Только как это сделать, не знала. Боли было столько, что она разливалась по всей комнате и, кажется, пыталась выплеснуться за ее пределы, а моя магия оказалась бессильна: источник боли находился внутри, в душе. Застарелая и гнилая рана, засевший в кости осколок.
Поэтому я просто прижала его голову к груди, будто пыталась успокоить плачущего ребенка, а не взрослого мужчину с совершенно сухими глазами.
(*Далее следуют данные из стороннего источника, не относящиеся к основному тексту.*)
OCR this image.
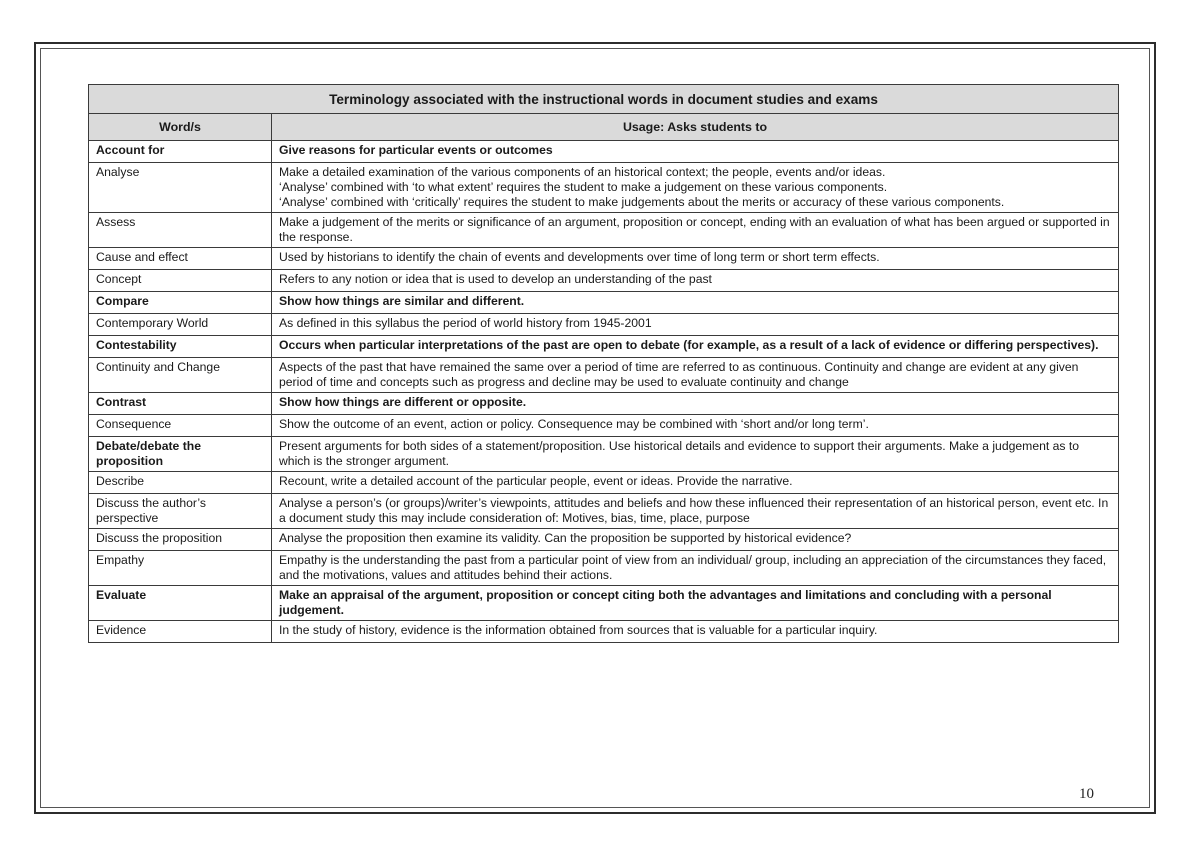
Terminology associated with the instructional words in document studies and exams	
Word/s	Usage: Asks students to
Account for	Give reasons for particular events or outcomes

Analyse	Make a detailed examination of the various components of an historical context; the people, events and/or ideas.
‘Analyse’ combined with ‘to what extent’ requires the student to make a judgement on these various components.
‘Analyse’ combined with ‘critically’ requires the student to make judgements about the merits or accuracy of these various components.

Assess	Make a judgement of the merits or significance of an argument, proposition or concept, ending with an evaluation of what has been argued or supported in the response.

Cause and effect	Used by historians to identify the chain of events and developments over time of long term or short term effects.

Concept	Refers to any notion or idea that is used to develop an understanding of the past

Compare	Show how things are similar and different.

Contemporary World	As defined in this syllabus the period of world history from 1945-2001

Contestability	Occurs when particular interpretations of the past are open to debate (for example, as a result of a lack of evidence or differing perspectives).

Continuity and Change	Aspects of the past that have remained the same over a period of time are referred to as continuous. Continuity and change are evident at any given period of time and concepts such as progress and decline may be used to evaluate continuity and change

Contrast	Show how things are different or opposite.

Consequence	Show the outcome of an event, action or policy. Consequence may be combined with ‘short and/or long term’.

Debate/debate the proposition	Present arguments for both sides of a statement/proposition. Use historical details and evidence to support their arguments. Make a judgement as to which is the stronger argument.

Describe	Recount, write a detailed account of the particular people, event or ideas. Provide the narrative.

Discuss the author’s perspective	Analyse a person’s (or groups)/writer’s viewpoints, attitudes and beliefs and how these influenced their representation of an historical person, event etc. In a document study this may include consideration of: Motives, bias, time, place, purpose

Discuss the proposition	Analyse the proposition then examine its validity. Can the proposition be supported by historical evidence?

Empathy	Empathy is the understanding the past from a particular point of view from an individual/ group, including an appreciation of the circumstances they faced, and the motivations, values and attitudes behind their actions.

Evaluate	Make an appraisal of the argument, proposition or concept citing both the advantages and limitations and concluding with a personal judgement.

Evidence	In the study of history, evidence is the information obtained from sources that is valuable for a particular inquiry.
10
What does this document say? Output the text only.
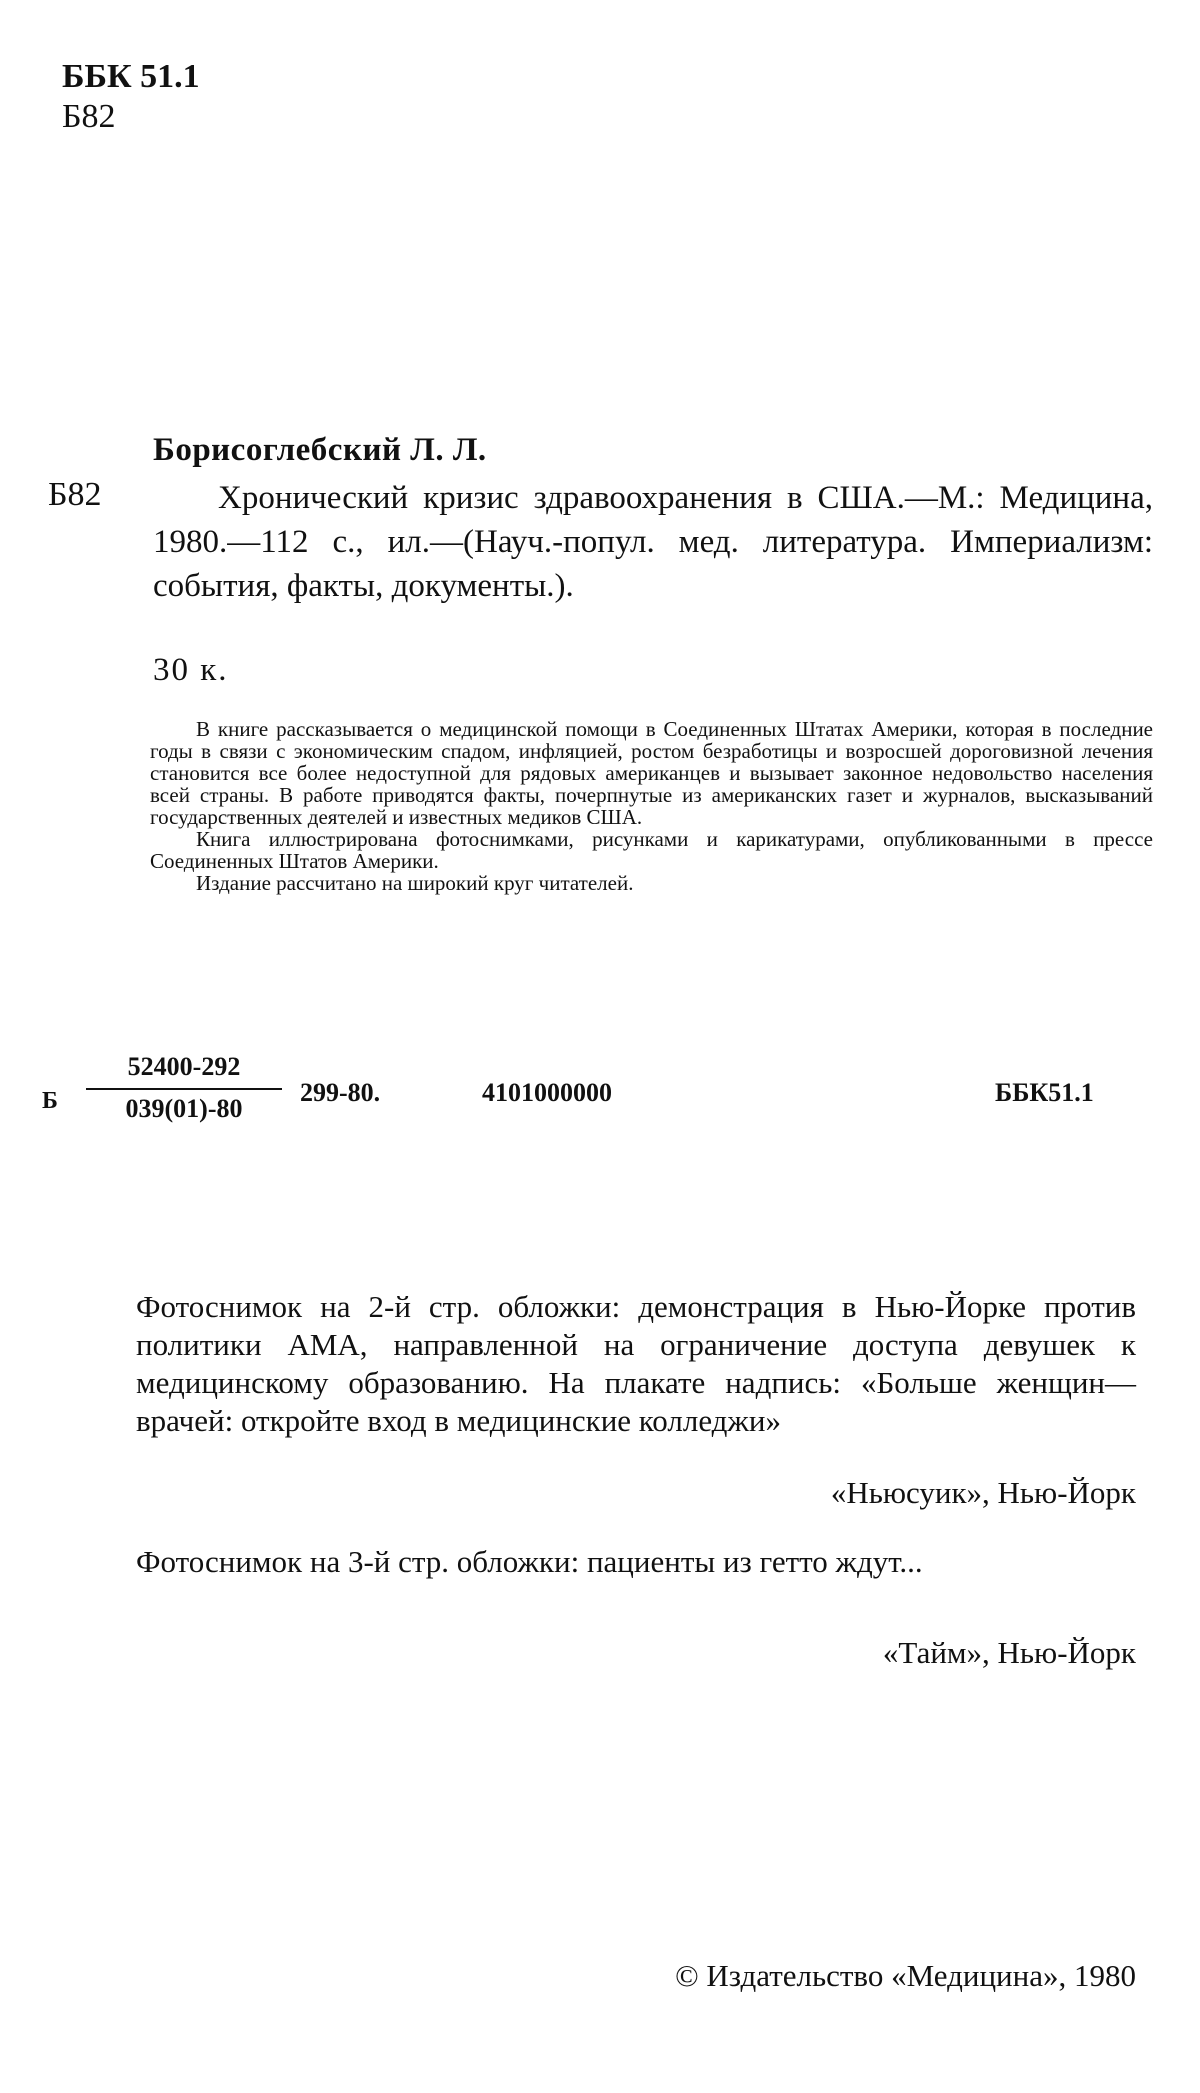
ББК 51.1
Б82
Борисоглебский Л. Л.
Б82	Хронический кризис здравоохранения в США.—М.: Медицина, 1980.—112 с., ил.—(Науч.-попул. мед. литература. Империализм: события, факты, документы.).
30 к.

В книге рассказывается о медицинской помощи в Соединенных Штатах Америки, которая в последние годы в связи с экономическим спадом, инфляцией, ростом безработицы и возросшей дороговизной лечения становится все более недоступной для рядовых американцев и вызывает законное недовольство населения всей страны. В работе приводятся факты, почерпнутые из американских газет и журналов, высказываний государственных деятелей и известных медиков США.

Книга иллюстрирована фотоснимками, рисунками и карикатурами, опубликованными в прессе Соединенных Штатов Америки.

Издание рассчитано на широкий круг читателей.

Б
52400-292
039(01)-80
299-80.	4101000000	ББК51.1

Фотоснимок на 2-й стр. обложки: демонстрация в Нью-Йорке против политики АМА, направленной на ограничение доступа девушек к медицинскому образованию. На плакате надпись: «Больше женщин—врачей: откройте вход в медицинские колледжи»

«Ньюсуик», Нью-Йорк

Фотоснимок на 3-й стр. обложки: пациенты из гетто ждут...

«Тайм», Нью-Йорк
© Издательство «Медицина», 1980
Сбивчивый рассказ оставлял массу вопросов, но основное я поняла. У Бельфенора был не только сын, погибший много лет назад, но и дочь, видимо, вполне живая поныне. Которую давным-давно выдали замуж за какого-то психа, и это едва не стоило ей жизни. И я понимала, что не хочу знать подробностей того происшествия.
Надо было что-то сказать, но мысли отсутствовали. Только бегали в голове по кругу слова менталиста о том, что нет однозначного ответа на вопрос «кто виноват?». Интересно, эль Алтор предвидел подобную ситуацию, или тогда он говорил о другом? О войне, про которую я в тот момент и подумала?
Фель считал, что виноват он. Да, в общем, так и было: глупо спорить, его чувство вины не возникло на пустом месте. Он действительно был виноват. Обрек свою дочь на страшную участь и даже не помог ей, когда та просила. Да и его наплевательское отношение к ней совсем не заслуживало похвалы.